The Reagan administration is taking a sizable step toward stricter regulation of an important segment of the medicare program - Health Maintenance Organizations. Often called HMOs, they are the fastest-growing segment of the health-care industry. In an appearance yesterday before Rep. Edward Roybal's Select Committee on Aging, William Roper of the Department of Health and Human Services said the administration intends to monitor HMOs more closely. Dr. Roper, who heads the division of HHS that administers medicare programs, also proposed a graduated series of financial and administrative penalties against HMOs that are improperly managed or fail to serve the needs of the elderly adequately.
HMOs are medical insurance plans that make payments to physicians based on the anticipated cost of keeping people healthy, rather than the traditional process of paying physicians to provide medical help to people who are ill. HMOs either have their own clinics, which offer most of these medical services, or have contracts with individiual physicians to provide such medical assistance.
The latest action is a shift in the administration's prior policy that favored less regulation. It goes part way in the direction favored by Representative Roybal (D) of California, Sen. John Heinz (R) of Pennsylvania, and other members of Congress. They favor tighter regulation of many aspects of two government-financed medical programs: medicare, which serves the elderly, and medicaid, which helps the indigent.

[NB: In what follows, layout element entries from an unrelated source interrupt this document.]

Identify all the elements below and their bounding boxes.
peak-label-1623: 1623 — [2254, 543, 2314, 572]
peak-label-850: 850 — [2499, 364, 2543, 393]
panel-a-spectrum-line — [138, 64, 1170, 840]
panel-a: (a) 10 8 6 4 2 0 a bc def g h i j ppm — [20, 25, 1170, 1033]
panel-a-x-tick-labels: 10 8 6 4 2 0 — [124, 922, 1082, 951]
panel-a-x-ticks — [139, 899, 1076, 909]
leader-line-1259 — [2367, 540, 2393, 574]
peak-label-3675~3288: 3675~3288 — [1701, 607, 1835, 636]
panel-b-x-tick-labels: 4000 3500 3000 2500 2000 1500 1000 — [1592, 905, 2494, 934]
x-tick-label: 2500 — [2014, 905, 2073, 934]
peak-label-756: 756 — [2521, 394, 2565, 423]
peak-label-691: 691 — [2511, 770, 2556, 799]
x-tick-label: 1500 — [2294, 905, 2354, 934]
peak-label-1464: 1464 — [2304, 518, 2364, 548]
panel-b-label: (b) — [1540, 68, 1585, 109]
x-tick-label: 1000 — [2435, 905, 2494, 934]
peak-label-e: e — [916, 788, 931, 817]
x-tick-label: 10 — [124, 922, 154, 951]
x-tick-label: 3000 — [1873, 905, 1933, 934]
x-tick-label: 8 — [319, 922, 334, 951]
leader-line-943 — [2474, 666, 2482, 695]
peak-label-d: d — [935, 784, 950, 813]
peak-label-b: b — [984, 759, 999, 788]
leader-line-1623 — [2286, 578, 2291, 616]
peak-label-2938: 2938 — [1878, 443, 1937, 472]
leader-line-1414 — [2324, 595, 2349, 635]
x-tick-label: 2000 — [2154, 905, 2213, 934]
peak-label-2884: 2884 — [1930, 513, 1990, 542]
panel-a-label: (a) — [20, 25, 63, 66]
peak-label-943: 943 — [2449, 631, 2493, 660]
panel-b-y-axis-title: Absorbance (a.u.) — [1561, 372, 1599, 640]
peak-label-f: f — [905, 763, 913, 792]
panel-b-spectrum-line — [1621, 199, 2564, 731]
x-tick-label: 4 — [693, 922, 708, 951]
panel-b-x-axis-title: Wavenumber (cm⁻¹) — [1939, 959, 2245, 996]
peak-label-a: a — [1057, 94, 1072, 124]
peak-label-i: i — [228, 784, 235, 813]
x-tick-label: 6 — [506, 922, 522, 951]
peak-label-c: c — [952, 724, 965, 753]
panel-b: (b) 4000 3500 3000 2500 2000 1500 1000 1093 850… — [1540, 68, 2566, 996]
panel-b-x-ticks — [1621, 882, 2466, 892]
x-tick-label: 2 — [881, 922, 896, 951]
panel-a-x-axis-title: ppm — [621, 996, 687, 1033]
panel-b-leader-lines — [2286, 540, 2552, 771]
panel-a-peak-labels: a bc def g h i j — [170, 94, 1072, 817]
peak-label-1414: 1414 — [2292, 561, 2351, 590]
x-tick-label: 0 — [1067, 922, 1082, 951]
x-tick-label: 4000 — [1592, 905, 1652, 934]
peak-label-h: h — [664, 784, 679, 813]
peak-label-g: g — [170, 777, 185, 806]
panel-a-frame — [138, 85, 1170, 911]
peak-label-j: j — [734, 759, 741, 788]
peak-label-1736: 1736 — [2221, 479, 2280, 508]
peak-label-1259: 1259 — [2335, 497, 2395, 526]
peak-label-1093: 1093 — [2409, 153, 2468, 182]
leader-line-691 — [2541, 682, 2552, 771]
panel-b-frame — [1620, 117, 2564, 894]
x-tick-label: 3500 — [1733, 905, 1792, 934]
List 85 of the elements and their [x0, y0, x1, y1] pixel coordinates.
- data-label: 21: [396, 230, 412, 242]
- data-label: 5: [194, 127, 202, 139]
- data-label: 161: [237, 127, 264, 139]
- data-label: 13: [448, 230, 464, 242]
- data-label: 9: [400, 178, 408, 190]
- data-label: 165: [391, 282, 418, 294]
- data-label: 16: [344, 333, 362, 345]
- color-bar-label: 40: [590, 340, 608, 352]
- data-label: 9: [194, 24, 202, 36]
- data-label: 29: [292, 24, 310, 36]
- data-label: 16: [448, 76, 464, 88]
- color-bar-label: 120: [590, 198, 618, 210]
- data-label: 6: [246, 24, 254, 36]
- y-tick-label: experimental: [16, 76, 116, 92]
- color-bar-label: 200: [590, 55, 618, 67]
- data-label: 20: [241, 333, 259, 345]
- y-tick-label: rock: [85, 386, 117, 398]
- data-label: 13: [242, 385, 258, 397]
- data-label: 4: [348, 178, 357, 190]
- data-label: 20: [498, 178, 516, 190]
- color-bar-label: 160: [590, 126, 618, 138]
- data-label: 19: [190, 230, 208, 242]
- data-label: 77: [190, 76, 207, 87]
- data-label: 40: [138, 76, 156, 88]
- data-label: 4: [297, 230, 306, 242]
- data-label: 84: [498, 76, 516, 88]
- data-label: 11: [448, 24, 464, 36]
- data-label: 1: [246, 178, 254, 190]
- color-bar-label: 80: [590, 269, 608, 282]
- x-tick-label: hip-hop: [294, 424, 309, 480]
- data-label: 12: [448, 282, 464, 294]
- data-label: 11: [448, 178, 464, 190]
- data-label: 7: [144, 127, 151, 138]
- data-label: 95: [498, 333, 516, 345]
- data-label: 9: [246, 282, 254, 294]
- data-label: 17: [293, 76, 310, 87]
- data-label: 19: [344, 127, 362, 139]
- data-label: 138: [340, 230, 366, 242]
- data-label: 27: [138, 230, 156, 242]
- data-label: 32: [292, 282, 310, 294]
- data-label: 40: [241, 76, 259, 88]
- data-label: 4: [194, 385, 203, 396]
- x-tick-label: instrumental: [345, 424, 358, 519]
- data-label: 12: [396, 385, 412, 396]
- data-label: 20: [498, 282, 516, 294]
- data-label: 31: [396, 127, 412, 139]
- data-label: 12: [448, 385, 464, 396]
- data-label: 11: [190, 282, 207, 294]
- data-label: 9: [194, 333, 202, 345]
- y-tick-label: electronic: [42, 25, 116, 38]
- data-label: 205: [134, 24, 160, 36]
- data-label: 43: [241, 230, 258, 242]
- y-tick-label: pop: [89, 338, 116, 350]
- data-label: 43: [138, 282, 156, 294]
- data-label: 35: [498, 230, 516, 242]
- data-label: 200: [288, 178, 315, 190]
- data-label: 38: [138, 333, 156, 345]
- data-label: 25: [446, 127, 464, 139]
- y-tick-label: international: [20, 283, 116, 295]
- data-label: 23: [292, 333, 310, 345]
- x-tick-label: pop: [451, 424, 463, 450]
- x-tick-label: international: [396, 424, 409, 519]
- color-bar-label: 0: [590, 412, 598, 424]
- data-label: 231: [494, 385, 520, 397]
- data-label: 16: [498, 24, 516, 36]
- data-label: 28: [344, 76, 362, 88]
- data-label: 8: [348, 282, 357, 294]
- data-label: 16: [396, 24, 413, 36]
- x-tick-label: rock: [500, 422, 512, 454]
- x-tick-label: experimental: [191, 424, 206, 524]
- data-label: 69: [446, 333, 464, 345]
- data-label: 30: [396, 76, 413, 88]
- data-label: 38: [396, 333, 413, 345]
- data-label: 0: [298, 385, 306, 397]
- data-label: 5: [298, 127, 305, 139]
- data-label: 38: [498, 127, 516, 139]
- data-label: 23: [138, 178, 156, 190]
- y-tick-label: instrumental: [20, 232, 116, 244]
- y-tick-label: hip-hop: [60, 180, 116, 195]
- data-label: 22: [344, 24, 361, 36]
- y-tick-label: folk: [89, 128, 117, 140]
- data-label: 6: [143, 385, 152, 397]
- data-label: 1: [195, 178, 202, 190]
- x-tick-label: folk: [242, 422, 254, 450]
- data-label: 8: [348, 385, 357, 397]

The Roper announcement follows the collapse of the largest HMO in the US, the International Medical Centers, which served some 135,000 older Americans in southern Florida.
The announcement may also have the effect of allaying concerns of the 900,000 Americans who belong to HMOs, as to whether the federal government will be monitoring how well other HMOs are serving their elderly patients.
Roybal is pressuring Roper to see that careful monitoring will be instituted, so that lessons from the south Florida situation will be learned. HMOs, Roybal says, ``can be the best of worlds, or the worst of worlds'' for aiding the elderly. He says closer monitoring will help make the difference.